2/24/2008

Tú te apoyas en mi hombro. Relajada, armada de paciencia, y yo me pregunto si no te estarás jodiendo la cadera al inclinarte de ese modo. Las sillas no son cómodas, pero tú te empeñas en que mi hombro sí lo es y que compensa. No voy a protestar, pues siento que la combinación es perfecta.

Es perfecta porque puedo oler tu pelo, o cazarlo con la lengua y darle vueltas en mi boca, descubriendo que no sabe a nada, pero que es puramente tuyo. Separo cada una de esas hebras y pienso en que con ellas y una aguja me tejeré un tapiz de felicidad. Que compartiré contigo. Una felicidad construida a puntadas de calma y nudos de tranquilidad, mientras recorres mis venas con las medias lunas de tus dedos, y nos cantan voces en los oídos.

Tengo tu frente al alcance de mis labios, y no sé si oyes que te digo te quiero, pero yo siento que has apretado más tu rostro contra el hombro, y me has cogido con tu mano. Ya no sé cuántas horas llevamos aquí ni cuántas quedan, pero estoy convencido de que somos la luz de las miserias de toda esta estancia.

Seguramente nos vean del mismo modo que yo a ti, como una inspiración constante.
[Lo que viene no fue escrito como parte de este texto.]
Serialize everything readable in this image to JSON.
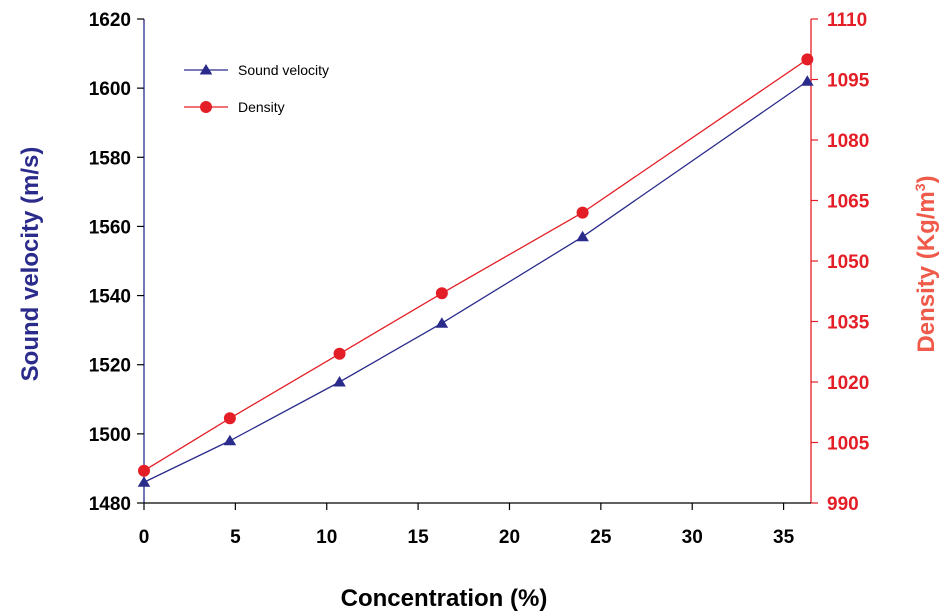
{
  "chart_data": {
    "type": "line",
    "xlabel": "Concentration (%)",
    "ylabel_left": "Sound velocity (m/s)",
    "ylabel_right_main": "Density (Kg/m",
    "ylabel_right_sup": "3",
    "ylabel_right_close": ")",
    "xlim": [
      0,
      36.5
    ],
    "ylim_left": [
      1480,
      1620
    ],
    "ylim_right": [
      990,
      1110
    ],
    "x_ticks": [
      "0",
      "5",
      "10",
      "15",
      "20",
      "25",
      "30",
      "35"
    ],
    "y_left_ticks": [
      "1480",
      "1500",
      "1520",
      "1540",
      "1560",
      "1580",
      "1600",
      "1620"
    ],
    "y_right_ticks": [
      "990",
      "1005",
      "1020",
      "1035",
      "1050",
      "1065",
      "1080",
      "1095",
      "1110"
    ],
    "legend_position": "top-left",
    "colors": {
      "sound": "#2b2b8c",
      "density": "#e41e26",
      "right_title": "#f05a4a",
      "axis_left": "#000000"
    },
    "series": [
      {
        "name": "Sound velocity",
        "axis": "left",
        "marker": "triangle",
        "x": [
          0,
          4.7,
          10.7,
          16.3,
          24,
          36.3
        ],
        "values": [
          1486,
          1498,
          1515,
          1532,
          1557,
          1602
        ]
      },
      {
        "name": "Density",
        "axis": "right",
        "marker": "circle",
        "x": [
          0,
          4.7,
          10.7,
          16.3,
          24,
          36.3
        ],
        "values": [
          998,
          1011,
          1027,
          1042,
          1062,
          1100
        ]
      }
    ]
  }
}
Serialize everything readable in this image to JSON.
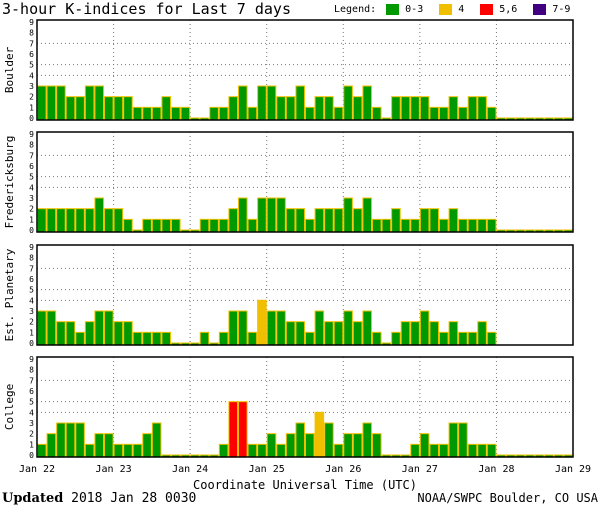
{
  "title": "3-hour K-indices for Last 7 days",
  "legend": {
    "label": "Legend:",
    "items": [
      {
        "label": "0-3",
        "color": "#009900"
      },
      {
        "label": "4",
        "color": "#f0c000"
      },
      {
        "label": "5,6",
        "color": "#ff0000"
      },
      {
        "label": "7-9",
        "color": "#400080"
      }
    ]
  },
  "footer": {
    "updated_label": "Updated",
    "updated_value": "2018 Jan 28 0030",
    "source": "NOAA/SWPC Boulder, CO USA"
  },
  "chart_data": {
    "type": "bar",
    "title": "3-hour K-indices for Last 7 days",
    "xlabel": "Coordinate Universal Time (UTC)",
    "x_ticks": [
      "Jan 22",
      "Jan 23",
      "Jan 24",
      "Jan 25",
      "Jan 26",
      "Jan 27",
      "Jan 28",
      "Jan 29"
    ],
    "ylim": [
      0,
      9
    ],
    "y_ticks": [
      "0",
      "1",
      "2",
      "3",
      "4",
      "5",
      "6",
      "7",
      "8",
      "9"
    ],
    "bars_per_day": 8,
    "panels": [
      {
        "name": "Boulder",
        "values": [
          3,
          3,
          3,
          2,
          2,
          3,
          3,
          2,
          2,
          2,
          1,
          1,
          1,
          2,
          1,
          1,
          0,
          0,
          1,
          1,
          2,
          3,
          1,
          3,
          3,
          2,
          2,
          3,
          1,
          2,
          2,
          1,
          3,
          2,
          3,
          1,
          0,
          2,
          2,
          2,
          2,
          1,
          1,
          2,
          1,
          2,
          2,
          1,
          0,
          0,
          0,
          0,
          0,
          0,
          0,
          0
        ]
      },
      {
        "name": "Fredericksburg",
        "values": [
          2,
          2,
          2,
          2,
          2,
          2,
          3,
          2,
          2,
          1,
          0,
          1,
          1,
          1,
          1,
          0,
          0,
          1,
          1,
          1,
          2,
          3,
          1,
          3,
          3,
          3,
          2,
          2,
          1,
          2,
          2,
          2,
          3,
          2,
          3,
          1,
          1,
          2,
          1,
          1,
          2,
          2,
          1,
          2,
          1,
          1,
          1,
          1,
          0,
          0,
          0,
          0,
          0,
          0,
          0,
          0
        ]
      },
      {
        "name": "Est. Planetary",
        "values": [
          3,
          3,
          2,
          2,
          1,
          2,
          3,
          3,
          2,
          2,
          1,
          1,
          1,
          1,
          0,
          0,
          0,
          1,
          0,
          1,
          3,
          3,
          1,
          4,
          3,
          3,
          2,
          2,
          1,
          3,
          2,
          2,
          3,
          2,
          3,
          1,
          0,
          1,
          2,
          2,
          3,
          2,
          1,
          2,
          1,
          1,
          2,
          1,
          null,
          null,
          null,
          null,
          null,
          null,
          null,
          null
        ]
      },
      {
        "name": "College",
        "values": [
          1,
          2,
          3,
          3,
          3,
          1,
          2,
          2,
          1,
          1,
          1,
          2,
          3,
          0,
          0,
          0,
          0,
          0,
          0,
          1,
          5,
          5,
          1,
          1,
          2,
          1,
          2,
          3,
          2,
          4,
          3,
          1,
          2,
          2,
          3,
          2,
          0,
          0,
          0,
          1,
          2,
          1,
          1,
          3,
          3,
          1,
          1,
          1,
          0,
          0,
          0,
          0,
          0,
          0,
          0,
          0
        ]
      }
    ]
  }
}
Y que sonreirán cuando te vean sonrojarte por el comentario que he hecho acerca de una canción. Canciones, canciones de nuevo, las voces que nos llenan los oídos mientras nos alejan de la sala de urgencias. A cada pulso agradezco que no me hayas dejado solo, porque la música no habría sido la misma, no habría sonado igual, y seguramente lo que menos me dolería en ese caso sería el tobillo.

Veo cómo te marchas a llamar por teléfono a tu madre, y cómo te giras para mirarme antes de cruzar la puerta, y sé que estoy sonriendo. Es en ese mismo instante cuando descubro que a la canción le faltaba una nota, la del aire que has movido al parpadear hacia donde estoy sentado. Hallelujah... Ahora la canción sí será perfecta para siempre.

Mientras espero, una sensación de angustia va erosionando el ánimo y la fuerza que estar contigo me provoca. Descubro que esta podría ser la última vez que te veo, y no quiero. Pero eso a veces no es suficiente, y me da miedo. No es un sábado divertido, pero tampoco está tan mal. Además vas a llegar tarde, cayendo de lleno en la ilegalidad. Justificada, pero pocos relojes de la ciudad son los que te han visto volver a las doce a casa.

Vuelves de hablar con tu madre, y entras justo cuando la joven voz de la antigua canción asegura necesitar el amor de alguien, cuya identidad solo sabrá él y aquella persona a quien va dirigida esa letra. Pero ahora somos tú y yo. Tú y yo... Mientras repite la frase con la que has vuelto.

Ya ha pasado mucho rato. Varias horas. A las dos de la mañana, o las tres, mientras estoy en el bar, jugando al futbolín, siento auténtico pánico a que me cortasen las manos. Hay muchas cosas por las que sería terrible, pero la que más me asusta es la de que me sería imposible volver a escribir.

¿Qué haría yo sin poder vestirte con palabras mientras te miro desnudarte sobre mi cama? O mientras te desnudo yo, directamente. ¿Qué podría hacer si no pudiera escribir lo que siento cuando te tengo? Aunque sea aproximado... Qué haría sin poder dejar un testimonio de que fue real, de que lo has sido y aún lo eres.

Vuelvo a casa, con las dos manos intactas y el hambre de verte. Pienso en el coche, y en las noches de tus ojos, sobre fondo marrón, cuando he cantado para ti los versos de Francis Cabrel, esos que dicen la quiero a morir.